While most economists believe that China — the world’s second largest economy — will hit its growth target of around five percent this year, it is still significantly below pre pandemic growth and experts are speculating that the country may be looking forward to decades of stagnation.

Derek Scissors, senior fellow at the American Enterprise Institute told CNN. “The 2024 challenge for the Chinese economy will not be GDP growth — that will likely be above 4.5 percent.
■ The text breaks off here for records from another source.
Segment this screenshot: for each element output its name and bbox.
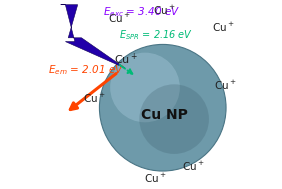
Circle shape — [139, 84, 209, 154]
Text: Cu NP: Cu NP — [141, 108, 188, 122]
Text: Cu$^+$: Cu$^+$ — [214, 78, 236, 92]
Text: Cu$^+$: Cu$^+$ — [83, 92, 106, 105]
Circle shape — [100, 44, 226, 171]
Text: $E_{SPR}$ = 2.16 eV: $E_{SPR}$ = 2.16 eV — [119, 28, 193, 42]
Text: Cu$^+$: Cu$^+$ — [144, 172, 166, 185]
Text: $E_{em}$ = 2.01 eV: $E_{em}$ = 2.01 eV — [49, 63, 125, 77]
Circle shape — [110, 53, 180, 122]
Text: Cu$^+$: Cu$^+$ — [108, 11, 131, 25]
Text: $E_{exc}$ = 3.40 eV: $E_{exc}$ = 3.40 eV — [103, 5, 180, 19]
Text: Cu$^+$: Cu$^+$ — [212, 21, 235, 34]
Text: Cu$^+$: Cu$^+$ — [114, 52, 138, 67]
Text: Cu$^+$: Cu$^+$ — [153, 4, 176, 17]
Text: Cu$^+$: Cu$^+$ — [182, 160, 204, 173]
Polygon shape — [61, 5, 125, 68]
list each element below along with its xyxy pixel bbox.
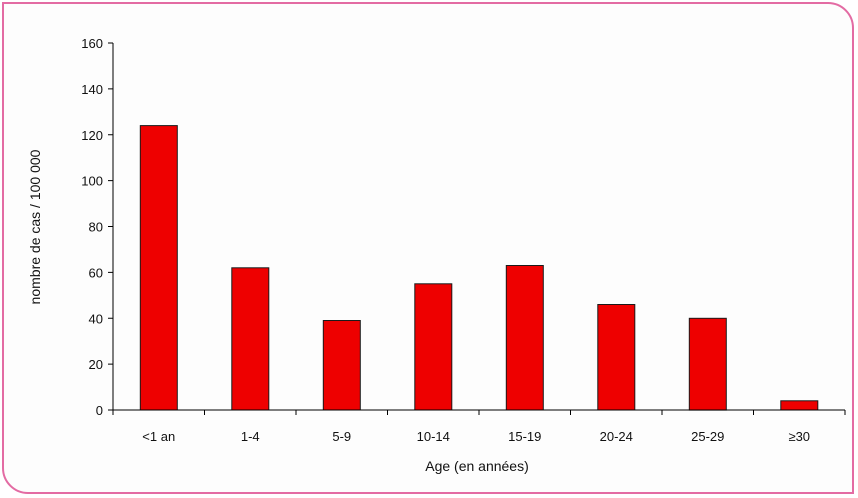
x-tick-label-3: 10-14 (417, 429, 450, 444)
bar-1 (231, 267, 270, 411)
bar-6 (688, 317, 727, 411)
bar-0 (139, 125, 178, 411)
labels-layer: 0 20 40 60 80 100 120 140 160 <1 an 1-4 5-9 10-14 15-… (81, 36, 810, 444)
x-tick-label-0: <1 an (142, 429, 175, 444)
x-tick-label-7: ≥30 (788, 429, 810, 444)
x-tick-label-1: 1-4 (241, 429, 260, 444)
x-axis-title: Age (en années) (425, 458, 529, 474)
bar-5 (597, 304, 636, 411)
bar-3 (414, 283, 453, 411)
y-tick-label-4: 80 (89, 220, 103, 235)
bar-4 (505, 265, 544, 411)
x-tick-label-4: 15-19 (508, 429, 541, 444)
y-tick-label-3: 60 (89, 265, 103, 280)
bars-layer (139, 125, 819, 411)
y-axis-title: nombre de cas / 100 000 (27, 149, 43, 304)
x-tick-label-6: 25-29 (691, 429, 724, 444)
axes-layer (108, 42, 846, 415)
bar-2 (322, 320, 361, 411)
y-tick-label-5: 100 (81, 174, 103, 189)
y-tick-label-7: 140 (81, 82, 103, 97)
y-tick-label-1: 20 (89, 357, 103, 372)
bar-7 (780, 400, 819, 411)
y-tick-label-0: 0 (96, 403, 103, 418)
y-tick-label-2: 40 (89, 311, 103, 326)
y-tick-label-8: 160 (81, 36, 103, 51)
x-tick-label-5: 20-24 (600, 429, 633, 444)
x-tick-label-2: 5-9 (332, 429, 351, 444)
y-tick-label-6: 120 (81, 128, 103, 143)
The challenge will be that the only direction from there is down.”

Scissors believes China will experience slowing growth during the second half of the 2020s due in large part to the country’s troubled real estate sector coupled with an aging population. 

Julian Evans-Pritchard, head of China Economics at Capital Economics, told CNN in late December, 2023, “Policymakers seem to believe that with a bit of stimulus and a turnaround in sentiment, the economy can get back on a stronger path,” however, “While there is some truth to this, we think that officials are underestimating the extent to which China’s slowdown is structural in nature and won’t be so easily reversed.”

“Most of the slowdown reflects a structural decline in productivity and income growth, rather than cyclical weakness that can be addressed through demand-side stimulus or other confidence-boosting measures,” Evans-Pritchard added.  

READ MORE:

2023 was disappointing

In a Dec. 14 post, financial giant J.P. Morgan wrote, “Over 2023, many events [in China] that were initially seen as potential turning points ended up disappointing.”

The private bank cited examples including the end of the CCP’s “zero-COVID” lockdowns, which did not spark the economic rebound communist authorities had hoped for, and the relaxation of real estate restrictions which failed to “prevent the property crisis from worsening.”

The bank does not believe that a large stimulus package is on its way however expects policymakers will be vigilant in addressing any further risks to financial stability. 

China’s stock market sputtered in 2023 as well, prompting some of the world’s largest money managers, like BlackRock, to flee the country.

BlackRock began investing in China’s A-share market in 2019, but after just three years the company suffered a 30 percent loss on its investments in the country’s largely rigged stock market, equivalent to a staggering $260 billion.

As of September 2023, according to the China Securities Investment Funds Association (CSIFA), at least 2,344 private equity funds were canceled in China in 2023.

2024 does not look as though it will provide any relief for China’s economy with Nomura economists writing, “Despite a spate of stimulus measures announced recently, we believe it is still too early to call the bottom, and there might be another economic dip in spring 2024 due to a faltering property sector, the fading of pent-up demand, sagging external demand, excess capacity in some ‘green’ sectors and persistent geopolitical headwinds.”